Information to parents after a divorce 

After a divorce, both parents usually keep the parental authority. Both remain legal representative and are entitled to information, to the extent permitted under the aforementioned regime. The main rule is that (if applicable, see above) both parents must agree to the treatment of the minor. The importance of However, the child may not have to apply the double consent too strictly. 

In some cases, the doctor may assume that both parents have given permission for the treatment, while only one parent (with the child) has gotten accustomed to him/her. In particular, these are non-intrusive treatments. The importance of the child is at the forefront of the question of whether the consent of both parents should be sought.  

Single authoritative parent

The judge can at the divorce assign the authority to one parent. The authority bearing is older than representative. The parent who is not (more) responsible is not (more) acting as a representative, decides not to participate in the treatment and has no rights linked to that right of decision (such as the right of access). The non-authoritative parent shall, however, be entitled to information on the important facts and circumstances which concern the child or his care and education. This right shall apply to third parties who have professional information. Can be thought of teachers, social workers and doctors. This allows the non-authoritative parent to form an image of the child's care and education, irrespective of the authority carrying parent.

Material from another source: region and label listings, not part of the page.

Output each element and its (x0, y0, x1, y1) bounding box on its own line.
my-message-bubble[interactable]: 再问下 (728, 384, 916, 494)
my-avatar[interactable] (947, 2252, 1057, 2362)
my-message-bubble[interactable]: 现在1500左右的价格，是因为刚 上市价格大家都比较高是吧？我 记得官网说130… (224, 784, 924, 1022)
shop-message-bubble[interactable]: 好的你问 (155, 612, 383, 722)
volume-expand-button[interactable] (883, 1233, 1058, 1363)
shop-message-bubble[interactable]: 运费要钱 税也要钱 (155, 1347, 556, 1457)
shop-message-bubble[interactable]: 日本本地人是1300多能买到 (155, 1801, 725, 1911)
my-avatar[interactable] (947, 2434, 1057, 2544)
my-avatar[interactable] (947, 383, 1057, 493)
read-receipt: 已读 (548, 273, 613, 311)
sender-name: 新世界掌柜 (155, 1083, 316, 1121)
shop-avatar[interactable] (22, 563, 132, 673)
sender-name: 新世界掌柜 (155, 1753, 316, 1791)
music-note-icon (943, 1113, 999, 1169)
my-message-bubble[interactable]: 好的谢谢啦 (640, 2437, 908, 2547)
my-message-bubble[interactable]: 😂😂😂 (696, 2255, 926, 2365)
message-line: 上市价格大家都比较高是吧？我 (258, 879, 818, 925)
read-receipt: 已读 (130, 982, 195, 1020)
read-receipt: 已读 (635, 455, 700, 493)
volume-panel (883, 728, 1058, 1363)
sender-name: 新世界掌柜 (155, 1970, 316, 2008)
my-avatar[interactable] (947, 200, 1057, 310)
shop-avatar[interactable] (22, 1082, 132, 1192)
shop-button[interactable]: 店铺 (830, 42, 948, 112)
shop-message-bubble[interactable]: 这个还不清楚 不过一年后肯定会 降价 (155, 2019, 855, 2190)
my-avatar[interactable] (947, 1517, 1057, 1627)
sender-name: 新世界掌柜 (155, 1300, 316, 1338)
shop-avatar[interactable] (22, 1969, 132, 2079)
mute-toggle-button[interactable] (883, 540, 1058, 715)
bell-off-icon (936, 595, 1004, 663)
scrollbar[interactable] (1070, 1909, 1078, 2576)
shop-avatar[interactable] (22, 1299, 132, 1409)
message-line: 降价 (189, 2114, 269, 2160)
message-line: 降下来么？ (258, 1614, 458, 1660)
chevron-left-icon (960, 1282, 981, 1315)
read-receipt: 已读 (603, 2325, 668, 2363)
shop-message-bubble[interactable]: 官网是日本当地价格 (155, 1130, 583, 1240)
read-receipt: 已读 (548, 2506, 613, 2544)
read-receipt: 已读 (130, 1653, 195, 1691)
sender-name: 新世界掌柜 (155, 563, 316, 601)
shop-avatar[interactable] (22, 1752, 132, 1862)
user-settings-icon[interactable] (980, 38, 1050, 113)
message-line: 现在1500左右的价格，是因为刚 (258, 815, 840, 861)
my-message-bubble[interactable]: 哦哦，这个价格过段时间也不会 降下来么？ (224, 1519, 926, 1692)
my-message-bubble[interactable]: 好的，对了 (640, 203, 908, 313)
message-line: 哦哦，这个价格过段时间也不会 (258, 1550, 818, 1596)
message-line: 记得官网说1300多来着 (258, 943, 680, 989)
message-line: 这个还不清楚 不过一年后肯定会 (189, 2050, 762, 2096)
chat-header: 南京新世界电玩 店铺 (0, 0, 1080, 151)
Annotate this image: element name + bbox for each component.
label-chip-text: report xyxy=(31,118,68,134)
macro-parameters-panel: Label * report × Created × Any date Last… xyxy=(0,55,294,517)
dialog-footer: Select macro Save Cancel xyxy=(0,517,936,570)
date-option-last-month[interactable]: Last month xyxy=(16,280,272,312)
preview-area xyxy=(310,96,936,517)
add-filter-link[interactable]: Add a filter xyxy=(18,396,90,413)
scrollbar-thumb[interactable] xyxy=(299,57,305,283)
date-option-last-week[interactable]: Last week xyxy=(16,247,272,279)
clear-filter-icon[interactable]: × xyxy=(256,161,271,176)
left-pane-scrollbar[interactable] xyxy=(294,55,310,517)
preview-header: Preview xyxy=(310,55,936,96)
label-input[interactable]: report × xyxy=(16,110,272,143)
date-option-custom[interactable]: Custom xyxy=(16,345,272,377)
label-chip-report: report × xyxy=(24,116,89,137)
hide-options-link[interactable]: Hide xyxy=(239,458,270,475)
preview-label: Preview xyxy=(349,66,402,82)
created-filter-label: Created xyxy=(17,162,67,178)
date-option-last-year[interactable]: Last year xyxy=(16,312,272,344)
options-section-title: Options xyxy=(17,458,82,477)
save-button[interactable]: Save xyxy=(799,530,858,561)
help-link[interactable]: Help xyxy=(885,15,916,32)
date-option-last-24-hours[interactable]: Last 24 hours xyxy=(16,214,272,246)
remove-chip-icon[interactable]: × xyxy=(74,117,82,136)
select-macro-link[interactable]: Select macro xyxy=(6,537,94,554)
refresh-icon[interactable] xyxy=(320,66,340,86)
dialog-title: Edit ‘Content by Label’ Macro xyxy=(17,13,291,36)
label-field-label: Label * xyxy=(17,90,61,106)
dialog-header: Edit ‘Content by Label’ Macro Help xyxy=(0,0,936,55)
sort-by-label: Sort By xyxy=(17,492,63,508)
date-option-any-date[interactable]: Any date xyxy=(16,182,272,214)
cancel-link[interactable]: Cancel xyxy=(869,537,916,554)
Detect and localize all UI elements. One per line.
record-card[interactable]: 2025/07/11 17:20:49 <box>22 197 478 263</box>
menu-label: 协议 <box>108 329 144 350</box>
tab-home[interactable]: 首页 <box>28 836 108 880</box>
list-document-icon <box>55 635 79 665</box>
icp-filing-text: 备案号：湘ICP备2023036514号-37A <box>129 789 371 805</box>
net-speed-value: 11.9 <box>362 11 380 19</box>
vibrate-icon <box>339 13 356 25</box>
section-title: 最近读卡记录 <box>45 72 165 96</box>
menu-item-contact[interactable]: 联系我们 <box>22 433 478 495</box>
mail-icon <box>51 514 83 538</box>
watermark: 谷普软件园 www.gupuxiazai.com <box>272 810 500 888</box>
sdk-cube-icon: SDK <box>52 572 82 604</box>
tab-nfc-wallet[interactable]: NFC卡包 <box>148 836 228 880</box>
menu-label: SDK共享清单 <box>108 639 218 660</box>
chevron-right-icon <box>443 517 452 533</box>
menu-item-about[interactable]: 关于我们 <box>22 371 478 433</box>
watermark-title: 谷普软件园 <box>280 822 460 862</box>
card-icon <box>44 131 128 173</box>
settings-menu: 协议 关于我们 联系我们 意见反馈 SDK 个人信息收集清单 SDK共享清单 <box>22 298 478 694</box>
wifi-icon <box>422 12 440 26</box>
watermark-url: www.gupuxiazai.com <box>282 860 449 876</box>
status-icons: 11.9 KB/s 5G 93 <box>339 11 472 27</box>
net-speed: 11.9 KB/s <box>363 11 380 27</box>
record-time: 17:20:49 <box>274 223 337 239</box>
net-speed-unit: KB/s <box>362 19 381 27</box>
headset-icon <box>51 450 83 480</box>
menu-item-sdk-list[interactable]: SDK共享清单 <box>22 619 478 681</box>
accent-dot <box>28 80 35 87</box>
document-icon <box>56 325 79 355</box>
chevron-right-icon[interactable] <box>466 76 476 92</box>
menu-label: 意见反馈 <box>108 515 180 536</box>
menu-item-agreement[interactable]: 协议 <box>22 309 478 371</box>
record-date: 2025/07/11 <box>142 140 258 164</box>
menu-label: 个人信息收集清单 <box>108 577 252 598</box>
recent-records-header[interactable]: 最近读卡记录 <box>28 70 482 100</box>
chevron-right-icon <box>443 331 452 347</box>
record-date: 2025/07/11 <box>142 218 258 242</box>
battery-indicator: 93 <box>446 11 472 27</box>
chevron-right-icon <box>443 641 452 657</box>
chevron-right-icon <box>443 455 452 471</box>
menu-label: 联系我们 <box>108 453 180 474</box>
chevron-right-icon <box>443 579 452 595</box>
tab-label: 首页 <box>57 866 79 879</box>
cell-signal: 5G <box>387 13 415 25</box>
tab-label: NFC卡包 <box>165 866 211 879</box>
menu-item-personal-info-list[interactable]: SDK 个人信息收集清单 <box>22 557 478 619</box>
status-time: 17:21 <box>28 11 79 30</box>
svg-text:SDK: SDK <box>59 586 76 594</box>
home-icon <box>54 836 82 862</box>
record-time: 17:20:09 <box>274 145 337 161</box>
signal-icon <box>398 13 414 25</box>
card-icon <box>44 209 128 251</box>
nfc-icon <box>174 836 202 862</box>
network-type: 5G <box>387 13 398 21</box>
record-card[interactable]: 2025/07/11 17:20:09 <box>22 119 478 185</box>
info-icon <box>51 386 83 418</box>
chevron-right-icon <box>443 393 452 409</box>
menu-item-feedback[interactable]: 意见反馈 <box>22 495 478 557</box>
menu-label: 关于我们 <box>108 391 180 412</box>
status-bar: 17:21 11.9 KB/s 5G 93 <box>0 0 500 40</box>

The doctor shall not provide any information if he does not provide such information to the parent responsible for the authority or if the child's interest is opposed to the provision of information. 

The gezagsverhouding can possibly be checked in the gezagsregister. A request for access to the Gezagsregister may be addressed to the Registrar of the District Court in which the child was born. For children born outside the Netherlands or whose place of birth is unknown, you are directed to the clerk of the court in Amsterdam. 

Adult incompetents 

If an adult is not able to make a reasonable assessment of his/her interests (i.e.: Wilsonbekwaam), another person may act as a representative on his behalf. 

The WGBO uses a ranking order to determine who can be identified as a representative:

  •     Curator or mentor (appointed by the judge).
  •     The written agent.
  •     Spouse, registered partner or other life companion.
  •     Parent, child, sibling.

The Representative shall, as a rule, authorise the provision of data to third parties.

When setting up a mentor or a curator, the judge may request a medical statement from Wilson's patient competence. It must be issued by an independent doctor.